**Short answer: FELLA's p.scores from diffusion/pagerank are not corrected for multiple testing and not used as p-values, but as a statistically adjusted prioritiser.**

Long answer:

In general, `hypergeom`

uses the classical hypothesis testing (and results are therefore adjusted and called significant), whereas `diffusion`

and `pagerank`

are used as prioritisers. In the latter, scores are computed (the lower, the better) and sorted in ascending order. A threshold is applied to extract the top entities and return them as a sub-network, which typically contains large connected components.

For simplicity, both approximations `normality`

and `simulation`

have p-scores between 0 and 1 and go the same direction (lower is better). Specifically, `normality`

uses the cumulative distribution function of a Gaussian distribution applied to the exact z-scores, capping at 1e-6, while `simulation`

gives an empirical p-value by definition. Both approaches lying in `[0, 1]`

means, in practice, that a default p-score cutoff will most likely work equally well.
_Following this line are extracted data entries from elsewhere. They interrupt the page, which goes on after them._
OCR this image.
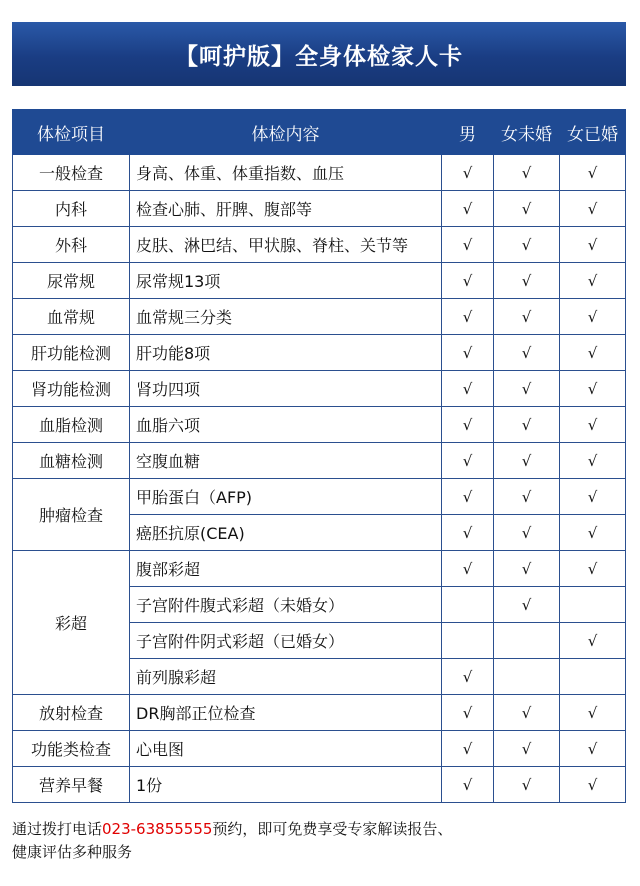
【呵护版】全身体检家人卡
体检项目	体检内容	男	女未婚	女已婚
一般检查	身高、体重、体重指数、血压	√	√	√
内科	检查心肺、肝脾、腹部等	√	√	√
外科	皮肤、淋巴结、甲状腺、脊柱、关节等	√	√	√
尿常规	尿常规13项	√	√	√
血常规	血常规三分类	√	√	√
肝功能检测	肝功能8项	√	√	√
肾功能检测	肾功四项	√	√	√
血脂检测	血脂六项	√	√	√
血糖检测	空腹血糖	√	√	√
肿瘤检查	甲胎蛋白（AFP)	√	√	√
	癌胚抗原(CEA)	√	√	√
彩超	腹部彩超	√	√	√
	子宫附件腹式彩超（未婚女）		√	
	子宫附件阴式彩超（已婚女）			√
	前列腺彩超	√		
放射检查	DR胸部正位检查	√	√	√
功能类检查	心电图	√	√	√
营养早餐	1份	√	√	√
通过拨打电话023-63855555预约，即可免费享受专家解读报告、
健康评估多种服务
Besides, by default, up to 250 nodes are reported (even if more nodes have a p-score lower than 0.05), since manual examination of larger networks becomes cumbersome.
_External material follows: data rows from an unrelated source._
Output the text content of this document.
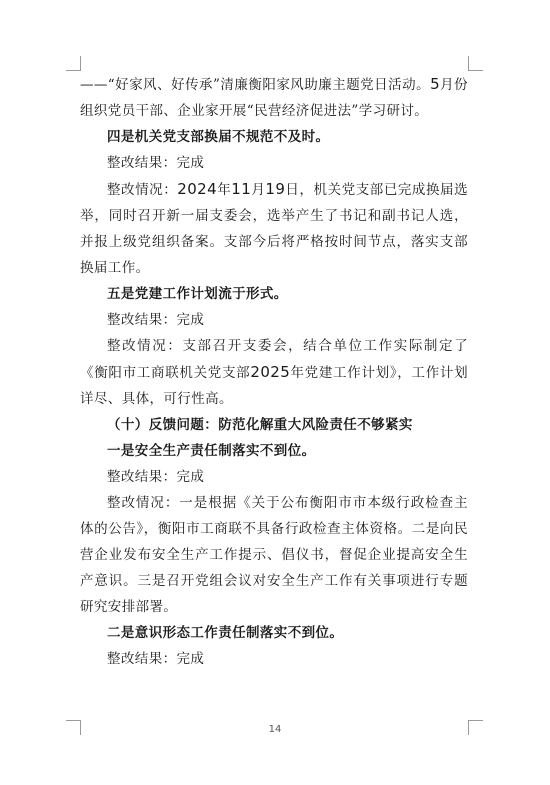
——“好家风、好传承”清廉衡阳家风助廉主题党日活动。5月份组织党员干部、企业家开展“民营经济促进法”学习研讨。

四是机关党支部换届不规范不及时。

整改结果：完成

整改情况：2024年11月19日，机关党支部已完成换届选举，同时召开新一届支委会，选举产生了书记和副书记人选，并报上级党组织备案。支部今后将严格按时间节点，落实支部换届工作。

五是党建工作计划流于形式。

整改结果：完成

整改情况：支部召开支委会，结合单位工作实际制定了《衡阳市工商联机关党支部2025年党建工作计划》，工作计划详尽、具体，可行性高。

（十）反馈问题：防范化解重大风险责任不够紧实

一是安全生产责任制落实不到位。

整改结果：完成

整改情况：一是根据《关于公布衡阳市市本级行政检查主体的公告》，衡阳市工商联不具备行政检查主体资格。二是向民营企业发布安全生产工作提示、倡仪书，督促企业提高安全生产意识。三是召开党组会议对安全生产工作有关事项进行专题研究安排部署。

二是意识形态工作责任制落实不到位。

整改结果：完成

14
Can those p-scores be used as p-values? Yes, especially those obtained by `simulation`

(since the null distribution does not need to be Gaussian), but it would move away from the current prioritiser paradigm into a hypothesis testing one. We experimented with that and often reached trivial conclusions, like only the input nodes being significant. If you want to further pursue that idea, you may try a correction like the FDR and stratify by node category. This would prevent smaller categories (pathways, modules) from being overly penalised by larger ones (compounds, reactions). We did not fully explore this path.

As a side note, FELLA also filters out connected components that are small enough so that they could come from a random selection of nodes. If an input list is noisy (meaning the compounds are not really proximal in the network) one would expect smaller connected components, often filtered out.